Но председатель колхоза не унимался. Норовил раскулачить даже одиноких женщин.
- Уж на что несчастной была у нас Лукерья, - не забыла давний трагический эпизод из жизни Кочелаева Софья Никаноровна. - Одна растила ребятишек да приторговывала краской на базаре, дабы мы шабалу свою - кофты да юбки старые - перекрашивали. Стоит, бывало, Лукерья на рынке с ложечкой в руке, от холода и болезней трясется, а и она, оказывается, кулак. На базаре, видите ли, стоит… Не пощадил ее Кузьма Иванович, с детьми выслал в Сибирь.
- Потом что?
- Убрали Чижикова из колхоза. За напрасно обиженных.
Письма Федота Васильевича, в это время посланные в Париж, видимо, очень тревожили Вещилова, потому он, хороший и преданный друг, вновь ждет Сычковых к себе. Чтобы помочь, поделиться последним, что-то подсказать…
4.04.1932 года. "Когда ждать тебя?
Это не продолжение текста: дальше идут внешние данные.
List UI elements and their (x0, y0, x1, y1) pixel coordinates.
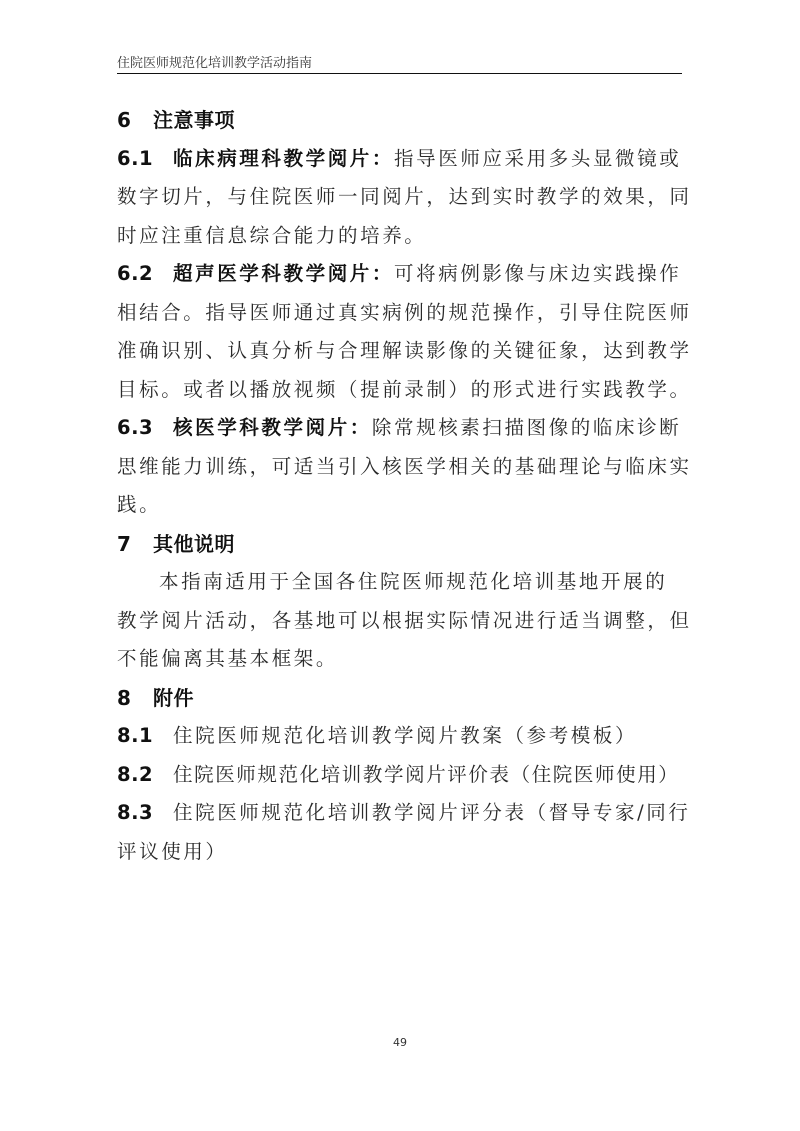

Безумно буду рад обнять тебя и приголубить старого друга. Я послал посылку на твое имя большую - мука 6 кило, сахару - 2 кило, 125 гр. чаю и масло растительное".
15.01.1932 года. "Если будешь посылать картины по почте, то торопись да не оценивай вовсе. Местные берут пошлину. Сумма на праздники ассигнуется ведь. Проси определить сумму, подлежащую к оплате. Этим актом ты только заставишь себя уважать. Я же получал по 2000 рублей за портреты Свердлова для театра в Наровчате".